Rationalizing Pain
WORDS FROM W.W. June 8, 2021
Phillip Yancey wrote these words: “Pain is a foolproof producer of guilt.”
Pain is something we all experience and very few of us understand. It is the path of life we try to detour around and yet is the trail that requires us to walk from time to time.
I can still remember a book written by Ben Carson that talked about the importance of pain. Sometimes pain is a warning that alerts us to a situation that is happening, such as a finger touching a hot burner. If I had no sense of pain the damage could be much more severe.
But some folk have a bad habit of spouting bad theology to explain the presence of pain. Often their God formulas are intended to bring understanding to the hurt, grief, or wound that a person is experiencing. For example, one person held the hands of a grieving parent who had lost her young child and said, “God just needed another angel in heaven!”
First of all, it’s bad angelology. Regardless of what Hollywood has made us believe, we don’t become angels. More importantly, the loss of a child is one of the most excruciating pains to happen to a parent. I’m sure the grieving parent’s thought was to let it be someone else’s child get their wings.

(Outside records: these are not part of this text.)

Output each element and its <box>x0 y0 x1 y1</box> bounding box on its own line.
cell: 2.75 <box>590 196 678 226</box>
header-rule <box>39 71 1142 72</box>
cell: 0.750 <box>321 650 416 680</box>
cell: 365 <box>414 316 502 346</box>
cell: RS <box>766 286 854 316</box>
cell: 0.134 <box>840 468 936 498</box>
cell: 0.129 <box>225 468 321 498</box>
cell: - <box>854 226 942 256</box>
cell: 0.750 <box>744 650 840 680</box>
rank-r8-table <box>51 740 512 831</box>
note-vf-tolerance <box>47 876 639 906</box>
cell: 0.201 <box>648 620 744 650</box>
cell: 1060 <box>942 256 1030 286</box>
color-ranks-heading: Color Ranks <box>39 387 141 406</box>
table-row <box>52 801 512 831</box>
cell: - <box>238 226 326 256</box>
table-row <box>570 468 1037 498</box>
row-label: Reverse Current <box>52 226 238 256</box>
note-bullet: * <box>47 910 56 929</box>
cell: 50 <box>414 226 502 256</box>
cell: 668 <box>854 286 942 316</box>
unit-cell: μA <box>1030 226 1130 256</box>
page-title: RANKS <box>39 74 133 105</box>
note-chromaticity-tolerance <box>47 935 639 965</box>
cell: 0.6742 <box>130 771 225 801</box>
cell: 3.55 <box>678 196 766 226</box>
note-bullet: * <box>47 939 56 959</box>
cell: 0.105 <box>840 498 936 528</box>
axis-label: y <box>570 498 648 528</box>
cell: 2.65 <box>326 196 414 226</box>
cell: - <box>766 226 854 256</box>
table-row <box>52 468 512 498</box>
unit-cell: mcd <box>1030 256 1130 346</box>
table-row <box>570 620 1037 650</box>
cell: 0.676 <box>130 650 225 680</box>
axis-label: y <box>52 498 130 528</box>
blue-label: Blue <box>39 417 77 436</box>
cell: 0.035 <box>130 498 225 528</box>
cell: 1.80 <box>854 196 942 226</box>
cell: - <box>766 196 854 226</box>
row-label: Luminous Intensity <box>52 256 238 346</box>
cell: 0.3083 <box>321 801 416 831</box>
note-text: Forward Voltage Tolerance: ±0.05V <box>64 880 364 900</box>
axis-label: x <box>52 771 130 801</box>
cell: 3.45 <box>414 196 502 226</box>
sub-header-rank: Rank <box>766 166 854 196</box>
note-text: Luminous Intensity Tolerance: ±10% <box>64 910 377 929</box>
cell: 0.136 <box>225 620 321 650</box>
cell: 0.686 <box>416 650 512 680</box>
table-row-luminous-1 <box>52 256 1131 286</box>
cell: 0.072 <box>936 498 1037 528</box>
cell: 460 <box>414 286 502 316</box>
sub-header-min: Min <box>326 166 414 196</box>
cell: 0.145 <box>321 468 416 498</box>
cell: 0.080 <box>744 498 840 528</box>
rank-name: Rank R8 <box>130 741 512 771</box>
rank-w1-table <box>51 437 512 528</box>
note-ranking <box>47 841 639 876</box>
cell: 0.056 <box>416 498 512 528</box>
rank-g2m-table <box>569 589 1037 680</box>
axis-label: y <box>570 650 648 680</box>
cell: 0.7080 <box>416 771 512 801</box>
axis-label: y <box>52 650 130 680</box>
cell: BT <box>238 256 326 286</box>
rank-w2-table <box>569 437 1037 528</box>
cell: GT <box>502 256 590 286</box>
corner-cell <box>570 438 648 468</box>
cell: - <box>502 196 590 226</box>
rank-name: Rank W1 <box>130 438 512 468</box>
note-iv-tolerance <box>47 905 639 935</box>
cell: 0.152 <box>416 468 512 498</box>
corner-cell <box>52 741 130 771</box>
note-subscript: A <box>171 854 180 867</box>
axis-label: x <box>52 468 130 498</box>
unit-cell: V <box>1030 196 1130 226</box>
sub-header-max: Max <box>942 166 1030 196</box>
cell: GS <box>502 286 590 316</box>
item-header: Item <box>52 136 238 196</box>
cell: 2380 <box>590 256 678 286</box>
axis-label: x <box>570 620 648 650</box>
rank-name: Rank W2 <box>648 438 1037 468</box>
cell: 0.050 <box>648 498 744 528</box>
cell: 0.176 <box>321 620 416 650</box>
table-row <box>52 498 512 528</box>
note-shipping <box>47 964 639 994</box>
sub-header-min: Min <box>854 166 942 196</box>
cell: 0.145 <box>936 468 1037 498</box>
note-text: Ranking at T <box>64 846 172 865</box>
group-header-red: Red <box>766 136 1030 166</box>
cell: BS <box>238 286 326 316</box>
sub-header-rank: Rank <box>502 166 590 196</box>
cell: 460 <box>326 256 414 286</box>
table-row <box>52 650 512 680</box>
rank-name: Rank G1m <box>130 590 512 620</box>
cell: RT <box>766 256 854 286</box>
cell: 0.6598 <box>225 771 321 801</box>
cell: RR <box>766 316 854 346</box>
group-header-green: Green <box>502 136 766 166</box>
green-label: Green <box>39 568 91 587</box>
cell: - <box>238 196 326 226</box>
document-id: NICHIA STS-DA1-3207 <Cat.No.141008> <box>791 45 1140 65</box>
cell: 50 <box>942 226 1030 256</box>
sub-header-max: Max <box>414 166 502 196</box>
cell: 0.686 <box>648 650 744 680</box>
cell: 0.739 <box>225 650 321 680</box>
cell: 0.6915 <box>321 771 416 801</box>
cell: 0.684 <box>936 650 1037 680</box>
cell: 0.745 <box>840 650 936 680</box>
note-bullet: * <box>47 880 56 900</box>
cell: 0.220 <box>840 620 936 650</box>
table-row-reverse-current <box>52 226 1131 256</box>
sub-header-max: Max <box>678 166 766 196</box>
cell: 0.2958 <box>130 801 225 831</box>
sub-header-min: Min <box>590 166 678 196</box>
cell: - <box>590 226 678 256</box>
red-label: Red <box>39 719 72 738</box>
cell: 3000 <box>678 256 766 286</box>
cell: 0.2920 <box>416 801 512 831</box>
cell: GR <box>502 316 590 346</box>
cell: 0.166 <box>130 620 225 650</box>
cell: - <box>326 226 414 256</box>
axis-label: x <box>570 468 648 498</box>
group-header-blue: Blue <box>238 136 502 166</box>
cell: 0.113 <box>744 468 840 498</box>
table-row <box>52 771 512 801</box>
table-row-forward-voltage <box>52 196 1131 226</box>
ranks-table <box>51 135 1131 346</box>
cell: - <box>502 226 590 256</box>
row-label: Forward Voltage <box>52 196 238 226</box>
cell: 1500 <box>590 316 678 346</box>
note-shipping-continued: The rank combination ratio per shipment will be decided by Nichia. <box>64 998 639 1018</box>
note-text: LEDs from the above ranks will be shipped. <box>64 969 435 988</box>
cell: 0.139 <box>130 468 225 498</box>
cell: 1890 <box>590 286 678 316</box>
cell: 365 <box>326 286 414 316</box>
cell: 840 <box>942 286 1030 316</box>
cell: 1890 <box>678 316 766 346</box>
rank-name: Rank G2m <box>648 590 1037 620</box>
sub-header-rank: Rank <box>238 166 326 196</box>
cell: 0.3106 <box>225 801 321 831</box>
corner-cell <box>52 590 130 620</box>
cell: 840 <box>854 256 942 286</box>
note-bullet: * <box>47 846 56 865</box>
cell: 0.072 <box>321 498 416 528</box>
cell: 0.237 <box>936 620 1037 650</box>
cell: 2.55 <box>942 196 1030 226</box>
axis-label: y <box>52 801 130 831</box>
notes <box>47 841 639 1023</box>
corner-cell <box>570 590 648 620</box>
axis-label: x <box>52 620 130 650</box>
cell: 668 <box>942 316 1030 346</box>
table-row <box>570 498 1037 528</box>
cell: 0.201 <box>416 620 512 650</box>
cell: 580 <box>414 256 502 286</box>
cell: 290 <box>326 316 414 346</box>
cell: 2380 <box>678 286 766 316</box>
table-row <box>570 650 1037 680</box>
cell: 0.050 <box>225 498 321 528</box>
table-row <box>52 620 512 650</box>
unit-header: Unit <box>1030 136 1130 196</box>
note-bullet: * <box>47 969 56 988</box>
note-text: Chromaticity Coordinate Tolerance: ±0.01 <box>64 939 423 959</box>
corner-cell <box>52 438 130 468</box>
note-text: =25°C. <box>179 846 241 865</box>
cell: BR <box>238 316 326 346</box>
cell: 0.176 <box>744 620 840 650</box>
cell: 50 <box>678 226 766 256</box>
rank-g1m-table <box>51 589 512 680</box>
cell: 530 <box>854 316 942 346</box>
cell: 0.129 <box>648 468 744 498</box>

We’re uncomfortable with silence in the midst of a person’s pain so we fill the void with nonsensical phrases that are about as helpful in understanding life as an episode of The Real Housewives of Beverly Hills. We simply don’t know what to do or say with the occurrence of pain.
Songwriter and musician Charlie Peacock wrote a song a number of years ago entitled “This Is a Time For Tears”. It’s a powerful song that makes the point that one some life situations words are meaningless. I know, I know…that sounds like something Solomon would have written in the Old Testament book of Ecclesiastes. Maybe Solomon’s grim perspective on the meaningless of life had been penned after he had been subjected to a few pet God formulas pertaining to loss. There’s a line in Charlie Peacock’s song that says, “Don’t speak, say no words! There is nothing that you can say that can take this pain away.”
In my years as a pastor I was called upon to walk the trail of pain with the grieving a number of times. I’m so glad I had attended several seminars and workshops presented by Alan Wolfelt that focused on various aspects of grief and loss. Wolfelt operates the Center for Loss and Life Transition outside of Fort Collins, Colorado. He has journeyed with the grieving for decades and never tries to simplify the experience by suggesting someone do these four easy steps or say these five things.
His insights helped me sit with a young couple whose unborn child had died in the womb. It was devastating for them. Thirty years later I still have vivid and heart wrenching memories of sitting in that dimly lit hospital room offering nothing more than my presence and prayer. That’s all they wanted from me. Anything more would have been a distraction from their need to grieve. It was important for them to experience the fullness of pain. They needed to wrestle with the questions of why their unborn had been taken and the self-doubts that had been echoing through their minds about what they might have done that had contributed to the death? Had they not prayed enough? Was there something one of them had done wrong that had caused God to take their child? As Yancey had written, “Pain is a foolproof producer of guilt.”
Whereas, sometimes pain is that warning about something greater, like our immune system trying to fight off an illness, there are plenty of other times when pain, simply put, just is.